Super Bore XL: The Drinking Game
I’m guessing that many of you are newbies to NFL football, or at least caring about one of the teams in the game. I mean, most years I TiVo the game just to see the commercials because the game is terrible.
So, to bide your time while you’re waiting for the latest beer commerical with the skimpy model doing something that is hi-larious with some horse or something… here’s a little drinking game for you.
METBLOGS DISCLAIMER: PLEASE DRINK RESPONSIBLY. AND THAT INCLUDES NON-ALCOHOLIC BEVERAGES, TOO. I MEAN, DO YOU WANT TO GO ON SO MANY PEE BREAKS THAT PEOPLE THINK YOU HAVE PROSTATE CANCER AND WHEN THE GAME GETS REALLY BORING IN THE THIRD QUARTER ONE OF YOUR PARTY MEMBERS PUTS ON A RUBBER GLOVE AND TELLS YOU IT MAY HURT?
THE GAME
Drink:
- Whenever Jerome Bettis’ hometown is mentioned
- Whenever Joey Porter and Jerramy Stevens are mentioned in the same sentence
- Upon the mention of “mustache,” “latte,” “steel,” “red zone,” or “rain” by the commentators
- The first time one of your party members asks, “What’s that yellow line?”
- Every time Shaun Alexander’s contract status is mentioned
- Whenever Lofa Tatupu and Troy Polamalu’s nationality (Samoan) and college (USC) are mentioned
- For every ABC TV sitcom promotion or commercial
Down the whole bottle:
- The first time and every time they state the fact the Seahawks can legally tackle Troy Polamalu by the hair
- Every time a member of the Rolling Stones exposes his nipple
- The first and every time a member of the party says, “That commercial sucked.”
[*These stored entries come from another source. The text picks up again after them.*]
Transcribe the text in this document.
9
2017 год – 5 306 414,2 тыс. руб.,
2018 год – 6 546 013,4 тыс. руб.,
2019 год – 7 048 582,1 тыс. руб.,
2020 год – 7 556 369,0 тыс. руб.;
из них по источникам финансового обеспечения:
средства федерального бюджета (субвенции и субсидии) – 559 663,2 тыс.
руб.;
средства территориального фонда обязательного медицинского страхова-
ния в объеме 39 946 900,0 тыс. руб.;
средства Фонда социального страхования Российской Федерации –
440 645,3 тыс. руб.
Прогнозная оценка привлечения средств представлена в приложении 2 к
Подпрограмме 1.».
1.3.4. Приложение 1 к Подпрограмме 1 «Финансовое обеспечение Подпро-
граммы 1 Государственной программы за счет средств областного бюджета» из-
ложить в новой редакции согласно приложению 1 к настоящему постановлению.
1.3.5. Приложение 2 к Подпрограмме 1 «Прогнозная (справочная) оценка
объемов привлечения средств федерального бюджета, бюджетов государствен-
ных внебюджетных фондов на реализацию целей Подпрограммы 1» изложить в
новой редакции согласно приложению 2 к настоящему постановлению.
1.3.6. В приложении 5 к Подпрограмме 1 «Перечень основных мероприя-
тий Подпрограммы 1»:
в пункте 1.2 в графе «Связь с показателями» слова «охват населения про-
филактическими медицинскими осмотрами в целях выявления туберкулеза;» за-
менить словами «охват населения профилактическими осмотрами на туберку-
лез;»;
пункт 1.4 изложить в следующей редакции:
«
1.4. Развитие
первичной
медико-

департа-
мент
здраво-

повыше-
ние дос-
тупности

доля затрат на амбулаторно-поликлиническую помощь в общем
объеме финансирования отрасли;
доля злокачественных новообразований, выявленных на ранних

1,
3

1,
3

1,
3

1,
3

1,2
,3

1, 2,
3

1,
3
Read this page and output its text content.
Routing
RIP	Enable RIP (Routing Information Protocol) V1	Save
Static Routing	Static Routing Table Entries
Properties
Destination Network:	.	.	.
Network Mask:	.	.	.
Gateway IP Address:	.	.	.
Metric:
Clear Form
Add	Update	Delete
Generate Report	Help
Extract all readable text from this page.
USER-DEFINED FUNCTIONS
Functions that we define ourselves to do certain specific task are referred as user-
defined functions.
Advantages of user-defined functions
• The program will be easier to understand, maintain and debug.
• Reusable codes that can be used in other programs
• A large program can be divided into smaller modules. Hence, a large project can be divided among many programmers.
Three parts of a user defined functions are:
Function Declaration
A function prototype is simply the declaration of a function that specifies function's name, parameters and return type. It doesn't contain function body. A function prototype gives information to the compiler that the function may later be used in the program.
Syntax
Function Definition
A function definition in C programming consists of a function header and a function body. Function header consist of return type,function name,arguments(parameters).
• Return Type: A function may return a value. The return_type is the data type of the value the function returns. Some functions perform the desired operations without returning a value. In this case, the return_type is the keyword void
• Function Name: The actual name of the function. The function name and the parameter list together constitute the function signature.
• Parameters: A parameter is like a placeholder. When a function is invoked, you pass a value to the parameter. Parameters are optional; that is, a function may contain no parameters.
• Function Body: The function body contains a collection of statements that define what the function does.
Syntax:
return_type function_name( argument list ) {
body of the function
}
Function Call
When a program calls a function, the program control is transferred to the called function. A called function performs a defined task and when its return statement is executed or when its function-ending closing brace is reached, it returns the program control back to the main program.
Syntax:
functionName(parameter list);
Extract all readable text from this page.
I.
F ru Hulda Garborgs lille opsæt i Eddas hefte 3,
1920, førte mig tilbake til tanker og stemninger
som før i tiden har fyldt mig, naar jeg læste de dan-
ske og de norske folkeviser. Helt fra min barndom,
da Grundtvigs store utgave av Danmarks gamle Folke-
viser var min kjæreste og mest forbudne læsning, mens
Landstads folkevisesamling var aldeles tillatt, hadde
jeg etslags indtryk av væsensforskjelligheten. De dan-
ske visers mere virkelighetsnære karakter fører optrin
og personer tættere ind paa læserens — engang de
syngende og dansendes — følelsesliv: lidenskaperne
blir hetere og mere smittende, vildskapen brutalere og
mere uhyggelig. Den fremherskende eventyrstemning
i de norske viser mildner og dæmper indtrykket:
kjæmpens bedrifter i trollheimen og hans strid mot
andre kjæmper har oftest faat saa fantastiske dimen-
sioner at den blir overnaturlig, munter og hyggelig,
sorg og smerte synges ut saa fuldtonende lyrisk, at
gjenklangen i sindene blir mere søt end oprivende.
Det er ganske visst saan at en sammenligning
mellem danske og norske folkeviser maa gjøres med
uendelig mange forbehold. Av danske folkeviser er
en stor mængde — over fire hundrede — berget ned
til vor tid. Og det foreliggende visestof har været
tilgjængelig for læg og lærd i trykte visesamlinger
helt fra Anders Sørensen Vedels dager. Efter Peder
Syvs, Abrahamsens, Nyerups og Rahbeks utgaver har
- Whenever they mention that “Grey’s Anatomy: Code Black” is on right after the game
Down the whole frikkin’ six-pack if the Seahawks actually win this thing. The Seahawks winning the Super Bore is the surest sign of the End Times there is.
Happy Drinking!


Anyone keeping track of how many drinks should be had? Or are all y’all actually drinking =D
At this point, just start drinking to numb the pain. It’s pretty much over.